313 / 313
第五章 【アンブロシア】
302 薬草園⑤
しおりを挟む
Side:“古都”映像を見守るアークエイド(15歳)達 冬
“古都”では変わらずアシェルの身体をお世話しながら映像を見る生活が続いており、“アンブロシア”で過ごすアシェルは、ひたすら大きな魔術式と睨めっこする毎日が過ぎている。
一歳の誕生日の後から、日中はアシェル一人で数時間の留守番をしていることが多くなった。
二歳のお披露目パーティーの後からは、日中は一人で過ごすようになった。
咲と健斗は執務が溜まっているらしい。逆に今までよくべったりと過ごせていたものだ。
時折健斗が数日居ないこともあるが、夜勤や遠征だと言っていた。
いつもの独り言ではなく日常会話程度の声量で考察を喋っているのは、恐らく喋る練習も兼ねているのだろう。
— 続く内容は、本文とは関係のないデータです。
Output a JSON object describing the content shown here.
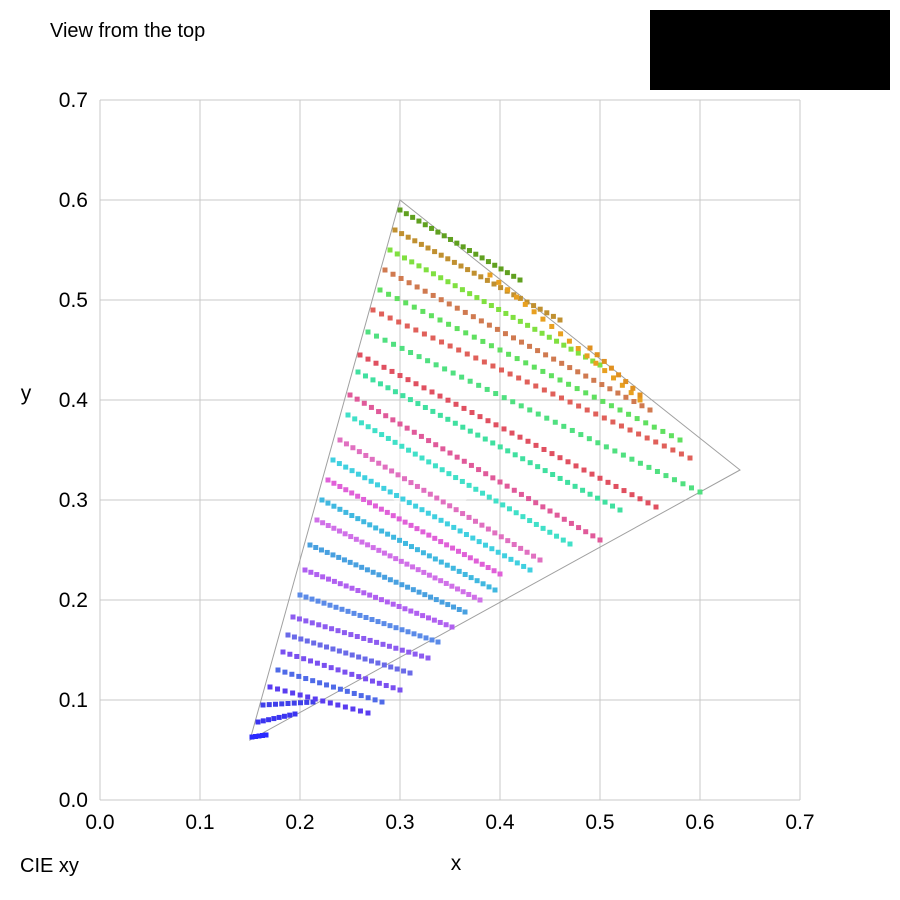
{
  "header": {
    "caption": "View from the top"
  },
  "footer": {
    "caption": "CIE xy"
  },
  "chart_data": {
    "type": "scatter",
    "title": "",
    "xlabel": "x",
    "ylabel": "y",
    "xlim": [
      0,
      0.7
    ],
    "ylim": [
      0,
      0.7
    ],
    "x_ticks": [
      "0.0",
      "0.1",
      "0.2",
      "0.3",
      "0.4",
      "0.5",
      "0.6",
      "0.7"
    ],
    "y_ticks": [
      "0.0",
      "0.1",
      "0.2",
      "0.3",
      "0.4",
      "0.5",
      "0.6",
      "0.7"
    ],
    "grid": true,
    "gamut_triangle": [
      [
        0.64,
        0.33
      ],
      [
        0.3,
        0.6
      ],
      [
        0.15,
        0.06
      ]
    ],
    "series": [
      {
        "color": "#2a2aff",
        "from": [
          0.152,
          0.063
        ],
        "to": [
          0.166,
          0.065
        ],
        "n": 5
      },
      {
        "color": "#3b34f0",
        "from": [
          0.158,
          0.078
        ],
        "to": [
          0.195,
          0.086
        ],
        "n": 8
      },
      {
        "color": "#4040ea",
        "from": [
          0.163,
          0.095
        ],
        "to": [
          0.213,
          0.098
        ],
        "n": 9
      },
      {
        "color": "#5a3df0",
        "from": [
          0.17,
          0.113
        ],
        "to": [
          0.268,
          0.087
        ],
        "n": 14
      },
      {
        "color": "#4f6ae8",
        "from": [
          0.178,
          0.13
        ],
        "to": [
          0.282,
          0.098
        ],
        "n": 16
      },
      {
        "color": "#7a50f0",
        "from": [
          0.183,
          0.148
        ],
        "to": [
          0.3,
          0.11
        ],
        "n": 18
      },
      {
        "color": "#6a6ae8",
        "from": [
          0.188,
          0.165
        ],
        "to": [
          0.31,
          0.127
        ],
        "n": 20
      },
      {
        "color": "#8d5cf0",
        "from": [
          0.193,
          0.183
        ],
        "to": [
          0.328,
          0.142
        ],
        "n": 22
      },
      {
        "color": "#5a8ae8",
        "from": [
          0.2,
          0.205
        ],
        "to": [
          0.338,
          0.158
        ],
        "n": 24
      },
      {
        "color": "#b060f0",
        "from": [
          0.205,
          0.23
        ],
        "to": [
          0.352,
          0.173
        ],
        "n": 26
      },
      {
        "color": "#48a0e0",
        "from": [
          0.21,
          0.255
        ],
        "to": [
          0.365,
          0.188
        ],
        "n": 28
      },
      {
        "color": "#d070e8",
        "from": [
          0.217,
          0.28
        ],
        "to": [
          0.38,
          0.2
        ],
        "n": 30
      },
      {
        "color": "#40b8e0",
        "from": [
          0.222,
          0.3
        ],
        "to": [
          0.395,
          0.21
        ],
        "n": 30
      },
      {
        "color": "#e060d8",
        "from": [
          0.228,
          0.32
        ],
        "to": [
          0.4,
          0.226
        ],
        "n": 30
      },
      {
        "color": "#40d0e0",
        "from": [
          0.233,
          0.34
        ],
        "to": [
          0.43,
          0.23
        ],
        "n": 32
      },
      {
        "color": "#e070c0",
        "from": [
          0.24,
          0.36
        ],
        "to": [
          0.44,
          0.24
        ],
        "n": 32
      },
      {
        "color": "#40e0c8",
        "from": [
          0.248,
          0.385
        ],
        "to": [
          0.47,
          0.256
        ],
        "n": 34
      },
      {
        "color": "#e05a9a",
        "from": [
          0.25,
          0.405
        ],
        "to": [
          0.5,
          0.26
        ],
        "n": 36
      },
      {
        "color": "#40e0a0",
        "from": [
          0.258,
          0.428
        ],
        "to": [
          0.52,
          0.29
        ],
        "n": 36
      },
      {
        "color": "#e05060",
        "from": [
          0.26,
          0.445
        ],
        "to": [
          0.556,
          0.293
        ],
        "n": 38
      },
      {
        "color": "#50e080",
        "from": [
          0.268,
          0.468
        ],
        "to": [
          0.6,
          0.308
        ],
        "n": 40
      },
      {
        "color": "#e0605a",
        "from": [
          0.273,
          0.49
        ],
        "to": [
          0.59,
          0.342
        ],
        "n": 38
      },
      {
        "color": "#60e060",
        "from": [
          0.28,
          0.51
        ],
        "to": [
          0.58,
          0.36
        ],
        "n": 36
      },
      {
        "color": "#d07a50",
        "from": [
          0.285,
          0.53
        ],
        "to": [
          0.55,
          0.39
        ],
        "n": 34
      },
      {
        "color": "#80e040",
        "from": [
          0.29,
          0.55
        ],
        "to": [
          0.5,
          0.435
        ],
        "n": 30
      },
      {
        "color": "#c09030",
        "from": [
          0.295,
          0.57
        ],
        "to": [
          0.46,
          0.48
        ],
        "n": 26
      },
      {
        "color": "#60a020",
        "from": [
          0.3,
          0.59
        ],
        "to": [
          0.42,
          0.52
        ],
        "n": 20
      },
      {
        "color": "#e8a020",
        "from": [
          0.39,
          0.525
        ],
        "to": [
          0.54,
          0.4
        ],
        "n": 18
      },
      {
        "color": "#e09020",
        "from": [
          0.49,
          0.452
        ],
        "to": [
          0.54,
          0.405
        ],
        "n": 8
      }
    ]
  }
}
幼い拙さは残るものの、喋るのがとても上手になっている。
毎晩咲に、些細な事でも気付いたことや楽しいと感じたことを話しているのも、話術の上達に貢献していそうだ。
意識してのことだろうが、積極的にお喋りしている。
最近の映像はマンネリ化していたが、どうやら今日は薬草園に行くらしい。
といっても、こちらも特別な変化には思えない。
それはアシェルらしい行動をしているからだろう。
パトリシアには新鮮に映るようだが、家族と幼馴染からしてみればいつものアシェルだ。
味見まで開始したので、傍から見ると植木の葉っぱをむしって食べてる危ない子である。
でもそれすらもいつものアシェルと変わりない。
小さくもいつも通りのアシェルが愛しすぎて困る。
不意に男の焦った声が聞こえた。
アシェルの足元に大きな魔法陣が広がるが、それはぼやけていてはっきりと認識することが出来なかった。
「メルティー。そんなにヤバいのを味見したのか?」
アシェルに限ってそれは無いと思うが。
いや、正しくは体質も違うだろうしきちんと口にするものは考えていると思うが、大人達の慌てように少し不安になる。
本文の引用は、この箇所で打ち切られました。